ADDRESSING CLASS IMBALANCE IN MULTI-CLASS IMAGE CLASSIFICATION BY MEANS OF AUXILIARY FEATURE SPACE RESTRICTIONS

M. Dorozynski and F. Rottensteiner

Keywords: deep learning, convolutional neural networks, image classification, class imbalances, auxiliary clustering loss, silk heritage

Abstract. Learning from imbalanced class distributions generally leads to a classifier that is not able to distinguish classes with few training examples from the other classes. In the context of cultural heritage, addressing this problem becomes important when existing digital online collections consisting of images depicting artifacts and assigned semantic annotations shall be completed automatically; images with known annotations can be used to train a classifier that predicts missing information, where training data is often highly imbalanced. In the present paper, combining a classification loss with an auxiliary clustering loss is proposed to improve the classification performance particularly for underrepresented classes, where additionally different sampling strategies are applied.
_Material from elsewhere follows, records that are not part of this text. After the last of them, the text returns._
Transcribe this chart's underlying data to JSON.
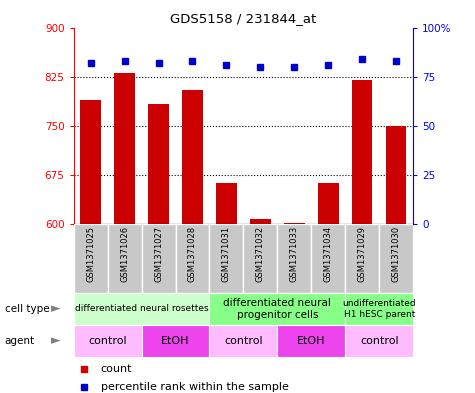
{
  "title": "GDS5158 / 231844_at",
  "samples": [
    "GSM1371025",
    "GSM1371026",
    "GSM1371027",
    "GSM1371028",
    "GSM1371031",
    "GSM1371032",
    "GSM1371033",
    "GSM1371034",
    "GSM1371029",
    "GSM1371030"
  ],
  "counts": [
    790,
    830,
    783,
    805,
    663,
    607,
    602,
    663,
    820,
    750
  ],
  "percentiles": [
    82,
    83,
    82,
    83,
    81,
    80,
    80,
    81,
    84,
    83
  ],
  "ylim_left": [
    600,
    900
  ],
  "ylim_right": [
    0,
    100
  ],
  "yticks_left": [
    600,
    675,
    750,
    825,
    900
  ],
  "yticks_right": [
    0,
    25,
    50,
    75,
    100
  ],
  "ytick_right_labels": [
    "0",
    "25",
    "50",
    "75",
    "100%"
  ],
  "bar_color": "#cc0000",
  "dot_color": "#0000cc",
  "bar_bottom": 600,
  "cell_type_groups": [
    {
      "label": "differentiated neural rosettes",
      "start": 0,
      "end": 4,
      "color": "#ccffcc",
      "fontsize": 6.5
    },
    {
      "label": "differentiated neural\nprogenitor cells",
      "start": 4,
      "end": 8,
      "color": "#88ff88",
      "fontsize": 7.5
    },
    {
      "label": "undifferentiated\nH1 hESC parent",
      "start": 8,
      "end": 10,
      "color": "#88ff88",
      "fontsize": 6.5
    }
  ],
  "agent_groups": [
    {
      "label": "control",
      "start": 0,
      "end": 2,
      "color": "#ffbbff"
    },
    {
      "label": "EtOH",
      "start": 2,
      "end": 4,
      "color": "#ee44ee"
    },
    {
      "label": "control",
      "start": 4,
      "end": 6,
      "color": "#ffbbff"
    },
    {
      "label": "EtOH",
      "start": 6,
      "end": 8,
      "color": "#ee44ee"
    },
    {
      "label": "control",
      "start": 8,
      "end": 10,
      "color": "#ffbbff"
    }
  ],
  "row_label_cell_type": "cell type",
  "row_label_agent": "agent",
  "legend_count_label": "count",
  "legend_percentile_label": "percentile rank within the sample",
  "sample_bg_color": "#c8c8c8",
  "sample_fontsize": 6
}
The proposed auxiliary loss aims to cluster feature vectors with respect to the semantic annotations as well as to visual properties of the images to be classified and thus, is supposed to help the classifier in distinguishing individual classes. We conduct an ablation study on a dataset consisting of images depicting silk fabrics coming along with annotations for different silk-related classification tasks. Experimental results show improvements of up to 10.5% in average F1-score and up to 20.8% in the F1-score averaged over the underrepresented classes in some classification tasks.